If the node receives a join-accept message fast enough, it transitions into the connected state and becomes an active member of the network. It still needs to send the join-accept-ack message to the parent.

Join via Bootstrap

FSM Join with Bootstrap Workflow

Figure 3: FSM Join with Bootstrap Workflow

The join via bootstrap process is an additional step. We do not transition straight into the wait-for-join-accept state, but first into the wait-for-bootstrap response state. There the node has to wait for a given period of time to collect bootstrap response messages. After a timeout expires and the node received at least one valid bootstrap-response message, it goes into the wait-for-join-accept state and sends one initial join message into the network.

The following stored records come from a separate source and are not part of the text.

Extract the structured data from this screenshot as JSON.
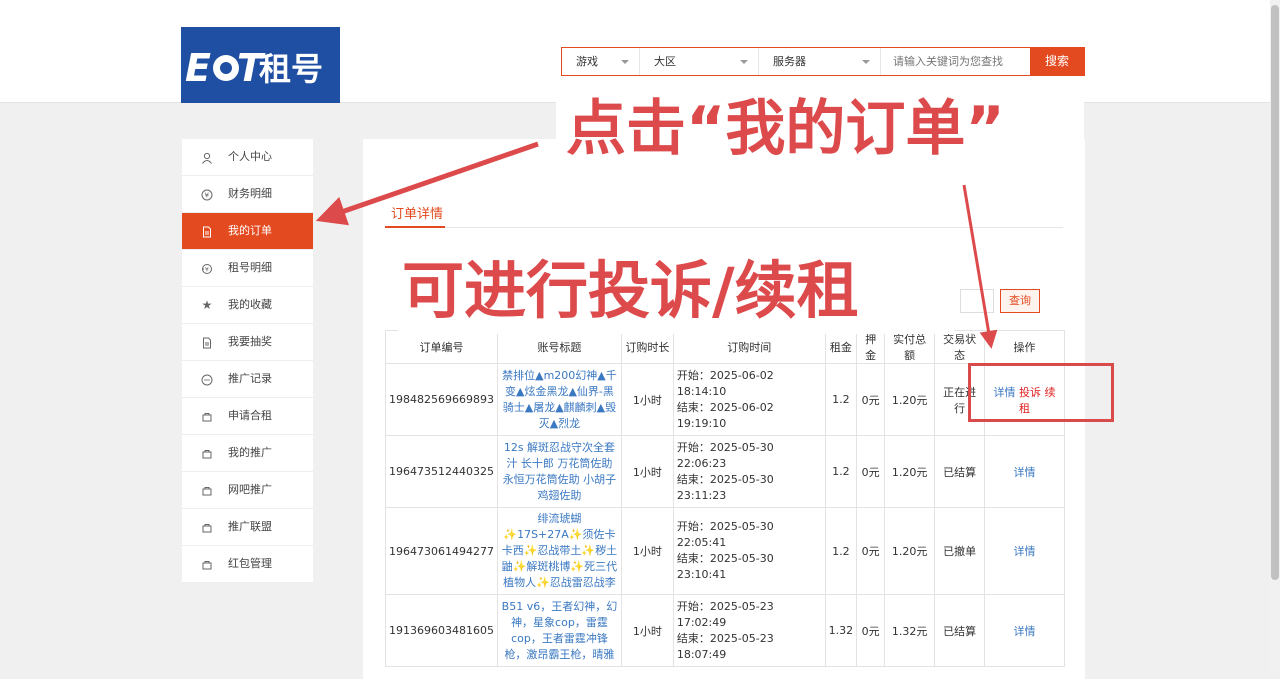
{
  "header": {
    "logo_text": "EOT 租号",
    "search": {
      "game_label": "游戏",
      "region_label": "大区",
      "server_label": "服务器",
      "keyword_placeholder": "请输入关键词为您查找",
      "button_label": "搜索"
    }
  },
  "sidebar": {
    "items": [
      {
        "label": "个人中心",
        "icon": "user-icon",
        "active": false
      },
      {
        "label": "财务明细",
        "icon": "money-icon",
        "active": false
      },
      {
        "label": "我的订单",
        "icon": "document-icon",
        "active": true
      },
      {
        "label": "租号明细",
        "icon": "rent-icon",
        "active": false
      },
      {
        "label": "我的收藏",
        "icon": "star-icon",
        "active": false
      },
      {
        "label": "我要抽奖",
        "icon": "document-icon",
        "active": false
      },
      {
        "label": "推广记录",
        "icon": "chat-icon",
        "active": false
      },
      {
        "label": "申请合租",
        "icon": "bag-icon",
        "active": false
      },
      {
        "label": "我的推广",
        "icon": "bag-icon",
        "active": false
      },
      {
        "label": "网吧推广",
        "icon": "bag-icon",
        "active": false
      },
      {
        "label": "推广联盟",
        "icon": "bag-icon",
        "active": false
      },
      {
        "label": "红包管理",
        "icon": "bag-icon",
        "active": false
      }
    ]
  },
  "main": {
    "tab_title": "订单详情",
    "query_button": "查询",
    "table": {
      "headers": [
        "订单编号",
        "账号标题",
        "订购时长",
        "订购时间",
        "租金",
        "押金",
        "实付总额",
        "交易状态",
        "操作"
      ],
      "rows": [
        {
          "order_id": "198482569669893",
          "title": "禁排位▲m200幻神▲千变▲炫金黑龙▲仙界-黑骑士▲屠龙▲麒麟刺▲毁灭▲烈龙",
          "duration": "1小时",
          "start": "开始：2025-06-02 18:14:10",
          "end": "结束：2025-06-02 19:19:10",
          "rent": "1.2",
          "deposit": "0元",
          "total": "1.20元",
          "status": "正在进行",
          "actions": [
            "详情",
            "投诉",
            "续租"
          ]
        },
        {
          "order_id": "196473512440325",
          "title": "12s 解斑忍战守次全套 汁 长十郎 万花筒佐助 永恒万花筒佐助 小胡子 鸡翅佐助",
          "duration": "1小时",
          "start": "开始：2025-05-30 22:06:23",
          "end": "结束：2025-05-30 23:11:23",
          "rent": "1.2",
          "deposit": "0元",
          "total": "1.20元",
          "status": "已结算",
          "actions": [
            "详情"
          ]
        },
        {
          "order_id": "196473061494277",
          "title": "绯流琥蝴✨17S+27A✨须佐卡卡西✨忍战带土✨秽土鼬✨解斑桃博✨死三代植物人✨忍战雷忍战李",
          "duration": "1小时",
          "start": "开始：2025-05-30 22:05:41",
          "end": "结束：2025-05-30 23:10:41",
          "rent": "1.2",
          "deposit": "0元",
          "total": "1.20元",
          "status": "已撤单",
          "actions": [
            "详情"
          ]
        },
        {
          "order_id": "191369603481605",
          "title": "B51 v6，王者幻神，幻神，星象cop，雷霆cop，王者雷霆冲锋枪，激昂霸王枪，晴雅",
          "duration": "1小时",
          "start": "开始：2025-05-23 17:02:49",
          "end": "结束：2025-05-23 18:07:49",
          "rent": "1.32",
          "deposit": "0元",
          "total": "1.32元",
          "status": "已结算",
          "actions": [
            "详情"
          ]
        }
      ]
    }
  },
  "annotations": {
    "click_orders": "点击“我的订单”",
    "complain_renew": "可进行投诉/续租"
  },
  "colors": {
    "accent": "#e34a1f",
    "annotation": "#dd4a4c",
    "link": "#3a78c2"
  }
}
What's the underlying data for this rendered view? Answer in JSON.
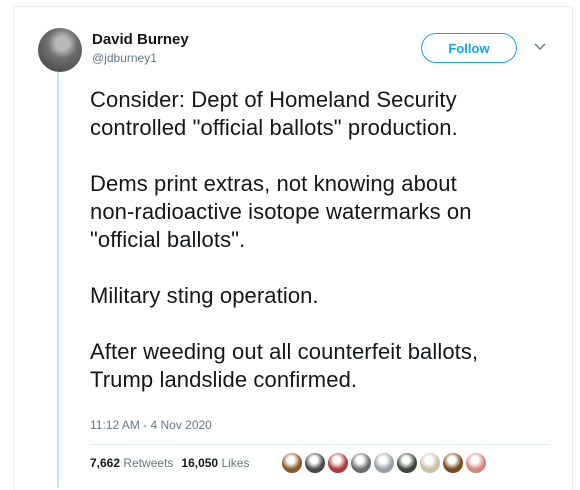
{
  "tweet": {
    "author_name": "David Burney",
    "author_handle": "@jdburney1",
    "follow_label": "Follow",
    "paragraphs": [
      "Consider: Dept of Homeland Security\ncontrolled \"official ballots\" production.",
      "Dems print extras, not knowing about\nnon-radioactive isotope watermarks on\n\"official ballots\".",
      "Military sting operation.",
      "After weeding out all counterfeit ballots,\nTrump landslide confirmed."
    ],
    "timestamp": "11:12 AM - 4 Nov 2020",
    "retweets_count": "7,662",
    "retweets_label": "Retweets",
    "likes_count": "16,050",
    "likes_label": "Likes"
  },
  "icons": {
    "more": "chevron-down-icon"
  },
  "colors": {
    "accent": "#1da1f2",
    "text": "#14171a",
    "muted": "#657786",
    "thread_line": "#c4e3f7",
    "likers": [
      "#8a5a2b",
      "#4a4a4a",
      "#b03a3a",
      "#6d6d6d",
      "#9aa0a6",
      "#3b4a3b",
      "#c9c0a8",
      "#7a4a22",
      "#d28a7c"
    ]
  }
}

If the node did not receive a valid bootstrap response, it does not know an address to join the network properly. It, therefore, transitions into the error state.

Leave with Replacement

Note: Doesn't include the changes for concurrent operations yet

FSM Leave with Replacement Workflow

Figure 4: FSM Leave with Replacement Workflow

The leaving node gets a leave signal and recognizes that it cannot just leave the position by itself, but needs to get replaced by another node. This signal triggers the transition into the waiting-for-replacement-offer state, where the leaving node sends out the initial find-replacement message. From here the leaving node e.g. also cannot accept a child anymore.

If the leaving node does not receive a replacement-offer message within a given period of time, it does back into the connected state - because it is still an active member of the network. Whether the node should try to leave again needs to be determined from above.

If the leaving node receives a replacement offer fast enough, it goes into an idle state and is not part of the network anymore. From the idle state, it still needs to send the replacement ack back to the replacing node though!

Further Considerations

In any connected state (where the node is a part of the network), each node must be able to send and receive non-critical messages. Connected states are: Connected, Connected Replacing, Connected Accepting Child, Connected Swapping, and Waiting for Replacement Offer.

Non-critical messages to send are Join (for forwarding), UpdateNeighbors, RemoveNeighbor, GetNeighbor, InformAboutNeighbor, SearchExact, ReplacementUpdate, and FindReplacement (for forwarding).

Non-critical messages to receive are all the same as above plus Bootstrap Discover because any node in the network could potentially receive a bootstrap discover message.

These non-critical messages are all related to other nodes wanting to join/leave/swap and update the network information. But they do not change the state of the node sending/receiving the message.

In the Idle State, there are Transitions possible, which are related to leave updates. If a node can leave the network without replacement, it directly transitions from the connected to the idle state through the leave signal. But afterward, it still needs to be able to send update messages about its departure into the network. This is the only reason why sending UpdateNeighbor, RemoveNeighbor, and SearchExact is allowed there.